March 1, 2017
A lot of you, our campus partners, have asked for “the NIC’s position on system-wide actions” since several communities have recently resorted to various forms of blanket actions.
First and foremost—we agree student safety must be our top priority. We also agree we need to hold students accountable for not meeting our shared expectations.
As we talk about advancing communities, I think it’s important for everyone to understand the fundamental assumptions that guided the development of the NIC’s Vision for Fraternity Communities:
There is no silver bullet
If there was one solution to fix negative aspects of campus cultures, it would have been done by now. Complex problems require multiple strategies working in coordination over a sustained period to foster dramatic change.
Collaboration fosters commitment:
A top-down strategy of issuing a bunch of new policies without buy-in isn’t going to move the needle. Engaging stakeholders in solutions that impact their lives fosters the commitment required for authentic change.
Global strategy, local tactics
Each campus requires customized solutions that align with the industry’s direction and its unique environment.
One block at a time
Campus cultural change will not happen overnight. Each campus needs an intentional, phased approach that moves its local culture in a positive direction.
So, here is why the NIC opposes blanket community actions:
- It disincentivizes following the rules and taking care of each other, since responsible students are treated just like their peers causing problems.
- It undermines efforts for students to self-report problems since doing so will negatively affect a broad group of students not related to the misconduct.
- It advances the narrative among students and alumni that “the school is out to get rid of fraternities.” We know that’s not true, but it is hard to counter it when the community’s activities are shut down over the actions of a few.
- It erodes trust between campus partners and students, alumni and inter/national organizations, because these actions come off as unilateral, lacking basic principles of due process.
- Too much energy is wasted dealing with the predictable media over-reaction, trying to figure out who did what, and rebuilding strained relationships among those unfairly and negatively impacted by system-wide action.
- We need to focus on proactively building healthy communities where students effectively govern themselves, establishing and practicing leadership prior to a crisis.
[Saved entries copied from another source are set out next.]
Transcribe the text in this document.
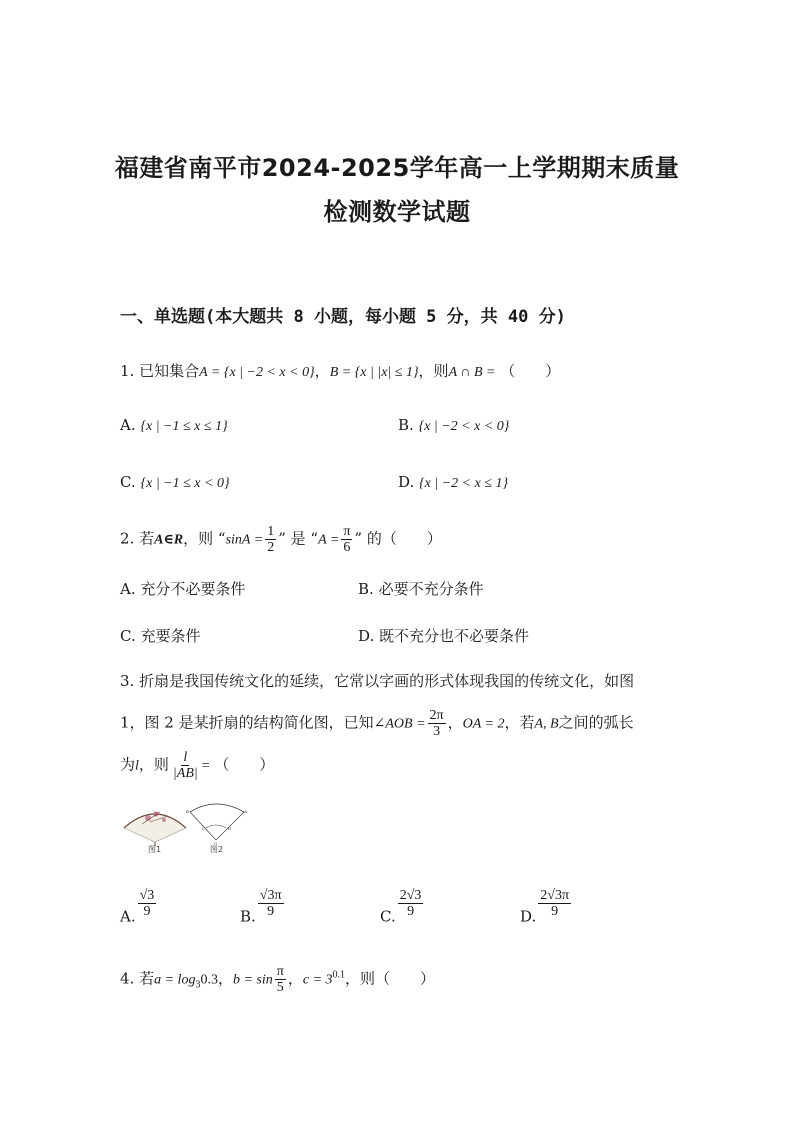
福建省南平市2024-2025学年高一上学期期末质量
检测数学试题
一、单选题(本大题共 8 小题，每小题 5 分，共 40 分)
1. 已知集合A = {x | −2 < x < 0}，B = {x | |x| ≤ 1}，则A ∩ B = （　　）
A. {x | −1 ≤ x ≤ 1}	B. {x | −2 < x < 0}
C. {x | −1 ≤ x < 0}	D. {x | −2 < x ≤ 1}
2. 若A∈R，则 “$\sin A = \frac{1}{2}$ ” 是 “$A = \frac{\pi}{6}$ ” 的（　　）
A. 充分不必要条件	B. 必要不充分条件
C. 充要条件	D. 既不充分也不必要条件
3. 折扇是我国传统文化的延续，它常以字画的形式体现我国的传统文化，如图
1，图 2 是某折扇的结构简化图，已知∠AOB = $\frac{2\pi}{3}$ ，OA = 2，若A, B之间的弧长
为l，则 $\frac{l}{|AB|}$ = （　　）
图1
B	A
C	D
O
图2
A. $\frac{√3}{9}$	B. $\frac{√3\pi}{9}$	C. $\frac{2√3}{9}$	D. $\frac{2√3\pi}{9}$
4. 若$a = \log_30.3$，$b = \sin \frac{\pi}{5}$ ，$c = 3^{0.1}$，则（　　）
Educational and compliance requirements often put in place during a blanket action should be consistently applied well before any incident.
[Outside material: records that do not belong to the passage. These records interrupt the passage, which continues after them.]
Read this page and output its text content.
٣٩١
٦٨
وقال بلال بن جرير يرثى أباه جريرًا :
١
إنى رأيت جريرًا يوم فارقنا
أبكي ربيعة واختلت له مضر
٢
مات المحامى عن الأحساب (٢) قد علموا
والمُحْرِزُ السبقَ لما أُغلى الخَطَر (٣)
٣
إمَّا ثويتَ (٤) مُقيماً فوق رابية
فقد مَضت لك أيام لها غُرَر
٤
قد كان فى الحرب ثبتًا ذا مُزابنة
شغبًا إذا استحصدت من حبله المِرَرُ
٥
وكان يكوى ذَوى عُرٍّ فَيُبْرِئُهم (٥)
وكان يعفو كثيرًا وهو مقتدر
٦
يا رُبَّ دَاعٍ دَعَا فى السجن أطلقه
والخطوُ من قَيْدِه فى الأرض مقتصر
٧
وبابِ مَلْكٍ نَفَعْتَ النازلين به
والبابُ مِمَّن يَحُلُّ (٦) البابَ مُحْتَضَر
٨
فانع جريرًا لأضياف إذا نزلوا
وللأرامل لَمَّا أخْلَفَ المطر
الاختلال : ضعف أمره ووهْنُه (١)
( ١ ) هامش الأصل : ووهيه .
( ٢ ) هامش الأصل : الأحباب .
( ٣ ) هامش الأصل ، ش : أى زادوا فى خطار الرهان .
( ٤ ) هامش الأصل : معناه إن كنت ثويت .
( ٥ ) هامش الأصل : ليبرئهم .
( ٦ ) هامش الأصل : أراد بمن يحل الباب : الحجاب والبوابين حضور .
I also understand the reality that doing nothing when a tragedy has occurred or a pattern of problems has emerged isn’t a good option either. The NIC will continue to work with interfraternal partners and the Association of Fraternity/Sorority Advisors (AFA) in the coming months to finalize industry guidelines for all parties should collective response be necessary.
With that in mind, here are some recommended steps for a campus should community-wide action need to be taken:
- If an incident happens, engage the Council leadership immediately to help them understand the gravity of the situation. Challenge them to take ownership, so they feel empowered—not forced—to make change. The rest of the community will respond better to change led by its elected peers.
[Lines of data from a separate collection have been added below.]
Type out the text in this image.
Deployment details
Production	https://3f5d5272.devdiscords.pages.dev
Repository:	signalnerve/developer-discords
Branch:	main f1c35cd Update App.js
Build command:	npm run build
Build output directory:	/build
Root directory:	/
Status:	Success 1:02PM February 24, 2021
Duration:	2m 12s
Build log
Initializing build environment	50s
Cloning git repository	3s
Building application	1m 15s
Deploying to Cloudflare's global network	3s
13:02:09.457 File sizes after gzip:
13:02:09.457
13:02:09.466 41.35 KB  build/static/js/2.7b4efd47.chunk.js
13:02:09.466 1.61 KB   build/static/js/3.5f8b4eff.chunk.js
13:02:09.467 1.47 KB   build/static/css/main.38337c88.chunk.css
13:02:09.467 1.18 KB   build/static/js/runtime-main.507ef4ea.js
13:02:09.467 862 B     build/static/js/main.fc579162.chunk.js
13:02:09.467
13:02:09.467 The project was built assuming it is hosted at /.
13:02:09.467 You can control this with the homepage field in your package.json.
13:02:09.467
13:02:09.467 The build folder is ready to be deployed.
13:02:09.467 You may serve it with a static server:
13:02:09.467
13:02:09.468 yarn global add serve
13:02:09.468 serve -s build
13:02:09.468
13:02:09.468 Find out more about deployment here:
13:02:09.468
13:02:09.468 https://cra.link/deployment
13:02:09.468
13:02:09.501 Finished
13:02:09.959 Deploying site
- Engage the fraternity’s HQ and alumni right away. Yes, they may not be on the same page with you immediately, but trust me, collaborating with them from the start is worth the investment in the long-run. And if the HQ doesn’t call you back, let us know, as responsiveness is an NIC Standard adopted as a part of NIC 2.0.
- Call the NIC team. We are uniquely positioned to garner support from inter/national organization partners in your time of need. Our members are invested in your community’s health and want to do as much as they can to support it.
- If these steps don’t work, keep any blanket action imposed by the administration to a very limited time, and focus on resetting and/or clarifying expectations with student and alumni leaders. This should be done within a 10-day period to minimize unintended negative consequences outlined above. If students continue to not meet expectations following this period, hold them accountable and share the outcome in a public manner to further deter bad behavior. Better yet, involve students in the accountability process so they take ownership in the community’s standards!
I know that often blanket actions are being demanded by senior-level administrators even though you might be advocating for another solution. Here are some suggestions on how to handle this dynamic:
- Engage them in the proactive development of the community before the incident happens. They will be far more likely to trust your judgement and believe that student and alumni leaders are truly invested in moving the community forward.
- Establish response protocols before the incident. Make sure everyone up and down the chain of command understands how these stressful situations will be handled should something happen. Run practice drills with your staff, student and alumni leaders, so they are prepared should a crisis happen.
- If the first two don’t work, ask for them to speak with one of our team members. We will advocate for you by providing context for how other campus partners have handled similar situations by empowering, not disenfranchising, student and alumni leaders.
We remain committed to supporting your community. Your students are our members, and we all want to provide them a healthy, safe and positive fraternal experience. We know advancing communities takes strong partnerships, and we stand ready to assist you.
Please let me know if you have any questions, comments or concerns.